Documento protocolado na Prefeitura em 1999 – durante a gestão Oswaldo Dias – pela Construtora SQG, associada da Paulicoop no empreendimento, afirma que, com base em sondagens no terreno, “verifica-se a inexistência de materiais nocivos à saúde”. No entanto, logo depois da explosão ocorrida no condomínio devido ao vazamento de gás metano, a Prefeitura alterou a classificação do loteamento.

Foram anexadas ao laudo várias multas aplicadas pela Cetesb contra a Cofap, por depósito de resíduos industriais tóxicos, no período de 1973 a 1990. O laudo inclui auto de inspeção, emitido pela companhia estatal, em 1994, que susbsidiou a aprovação, pelo governo estadual, do empreendimento. E alerta para o fato de que uma ex-gerente da Caixa, Regina Kerry Picansso, foi contratada pela Paulicoop para “solucionar problemas com a liberação do FGTS”. Basile constatou que, após a sentença da juíza Maria Lucinda da Costa determinando a demolição de todos os prédios do Barão de Mauá, os imóveis foram “desvalorizados em 100%”.
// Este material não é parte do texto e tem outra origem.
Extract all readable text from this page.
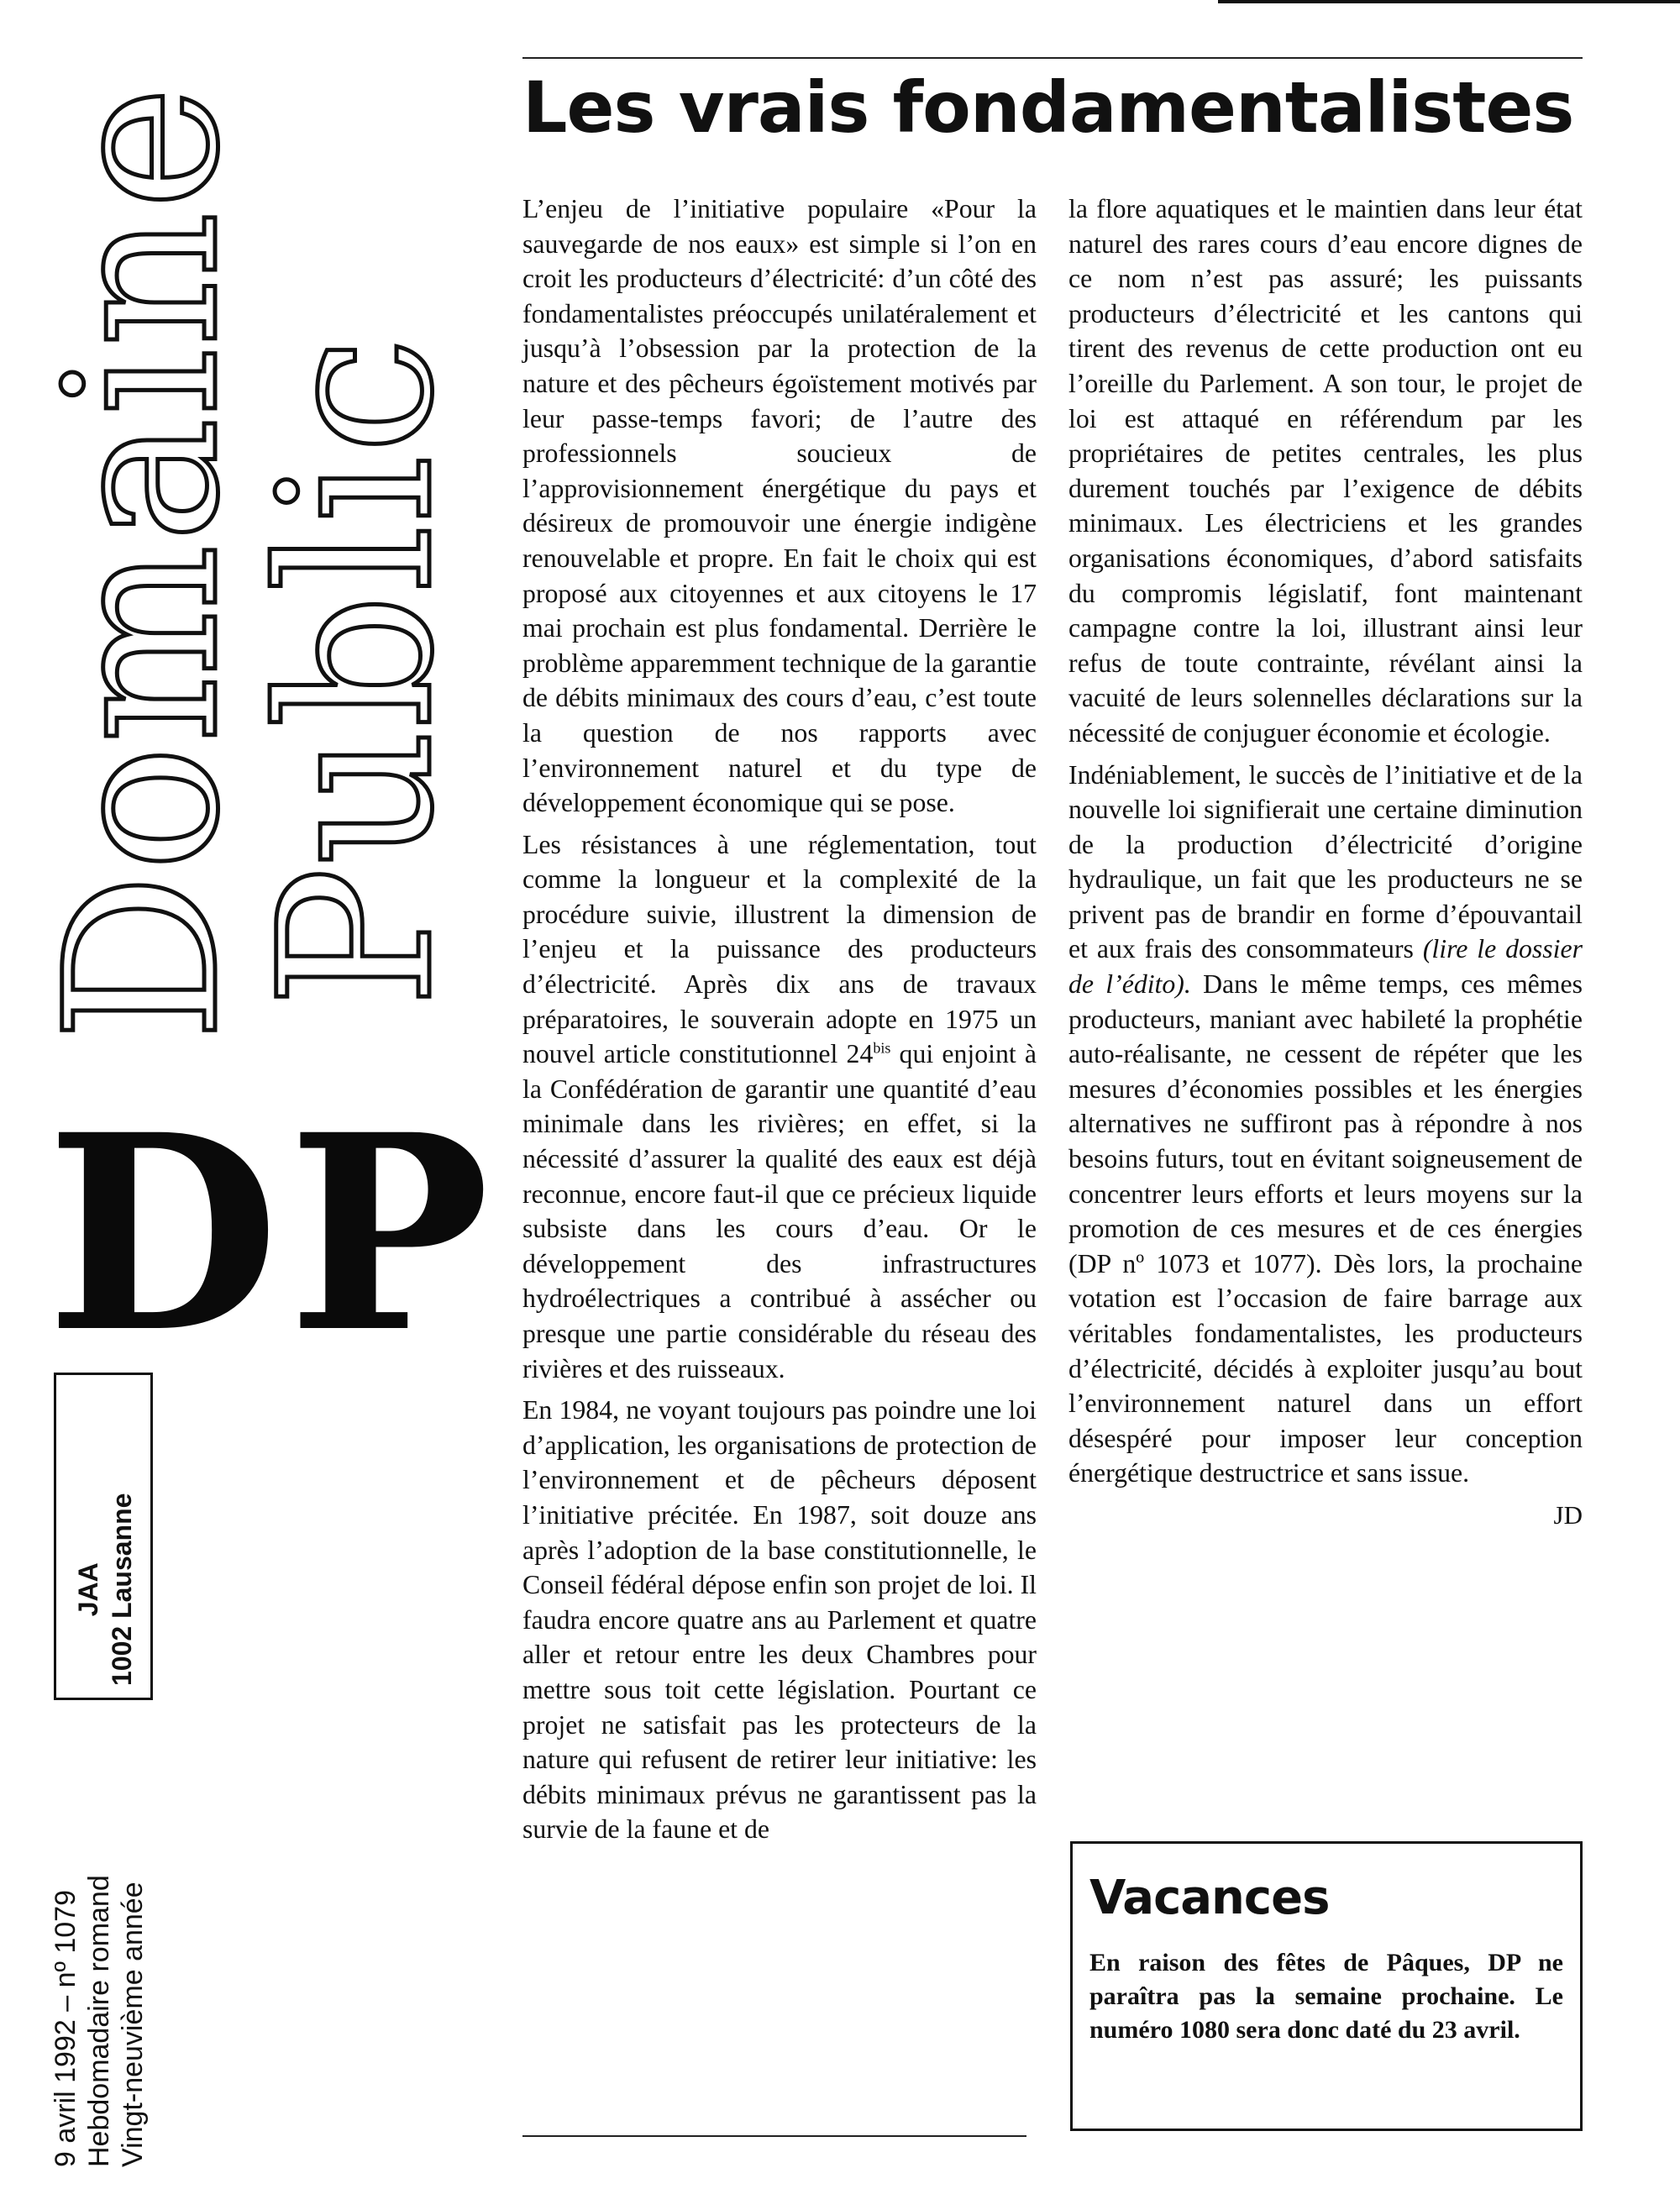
Domaine
Public
DP
JAA 1002 Lausanne
9 avril 1992 – nº 1079 Hebdomadaire romand Vingt-neuvième année
Les vrais fondamentalistes

L’enjeu de l’initiative populaire «Pour la sauvegarde de nos eaux» est simple si l’on en croit les producteurs d’électricité: d’un côté des fondamentalistes préoccupés unilatéralement et jusqu’à l’obsession par la protection de la nature et des pêcheurs égoïstement motivés par leur passe-temps favori; de l’autre des professionnels soucieux de l’approvisionnement énergétique du pays et désireux de promouvoir une énergie indigène renouvelable et propre. En fait le choix qui est proposé aux citoyennes et aux citoyens le 17 mai prochain est plus fondamental. Derrière le problème apparemment technique de la garantie de débits minimaux des cours d’eau, c’est toute la question de nos rapports avec l’environnement naturel et du type de développement économique qui se pose.

Les résistances à une réglementation, tout comme la longueur et la complexité de la procédure suivie, illustrent la dimension de l’enjeu et la puissance des producteurs d’électricité. Après dix ans de travaux préparatoires, le souverain adopte en 1975 un nouvel article constitutionnel $24^{bis}$ qui enjoint à la Confédération de garantir une quantité d’eau minimale dans les rivières; en effet, si la nécessité d’assurer la qualité des eaux est déjà reconnue, encore faut-il que ce précieux liquide subsiste dans les cours d’eau. Or le développement des infrastructures hydroélectriques a contribué à assécher ou presque une partie considérable du réseau des rivières et des ruisseaux.

En 1984, ne voyant toujours pas poindre une loi d’application, les organisations de protection de l’environnement et de pêcheurs déposent l’initiative précitée. En 1987, soit douze ans après l’adoption de la base constitutionnelle, le Conseil fédéral dépose enfin son projet de loi. Il faudra encore quatre ans au Parlement et quatre aller et retour entre les deux Chambres pour mettre sous toit cette législation. Pourtant ce projet ne satisfait pas les protecteurs de la nature qui refusent de retirer leur initiative: les débits minimaux prévus ne garantissent pas la survie de la faune et de

la flore aquatiques et le maintien dans leur état naturel des rares cours d’eau encore dignes de ce nom n’est pas assuré; les puissants producteurs d’électricité et les cantons qui tirent des revenus de cette production ont eu l’oreille du Parlement. A son tour, le projet de loi est attaqué en référendum par les propriétaires de petites centrales, les plus durement touchés par l’exigence de débits minimaux. Les électriciens et les grandes organisations économiques, d’abord satisfaits du compromis législatif, font maintenant campagne contre la loi, illustrant ainsi leur refus de toute contrainte, révélant ainsi la vacuité de leurs solennelles déclarations sur la nécessité de conjuguer économie et écologie.

Indéniablement, le succès de l’initiative et de la nouvelle loi signifierait une certaine diminution de la production d’électricité d’origine hydraulique, un fait que les producteurs ne se privent pas de brandir en forme d’épouvantail et aux frais des consommateurs (lire le dossier de l’édito). Dans le même temps, ces mêmes producteurs, maniant avec habileté la prophétie auto-réalisante, ne cessent de répéter que les mesures d’économies possibles et les énergies alternatives ne suffiront pas à répondre à nos besoins futurs, tout en évitant soigneusement de concentrer leurs efforts et leurs moyens sur la promotion de ces mesures et de ces énergies (DP nº 1073 et 1077). Dès lors, la prochaine votation est l’occasion de faire barrage aux véritables fondamentalistes, les producteurs d’électricité, décidés à exploiter jusqu’au bout l’environnement naturel dans un effort désespéré pour imposer leur conception énergétique destructrice et sans issue.

JD
Vacances

En raison des fêtes de Pâques, DP ne paraîtra pas la semaine prochaine. Le numéro 1080 sera donc daté du 23 avril.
O morador Lindomar de Oliveira Alvim quer o ressarcimento dos danos financeiros e morais e formou uma associação de moradores prejudicados pela CEF. Devanir Calvo disse estranhar a rapidez com que a instituição aprovou o seu financiamento. “Mas até hoje não recebi cópia do contrato.”

A Caixa não comentou o assunto terça-feira e se comprometeu a dar nesta quarta-feira uma posição sobre o caso. A procuradora-geral Marta Pinheiro Oliveira Sena, representando o Ministério Público Federal, explicou que não poderia se manifestar ainda porque os autos não foram concluídos. E a Prefeitura de Mauá não deu, até o fechamento desta edição, retorno sobre os questionamentos feitos pela reportagem.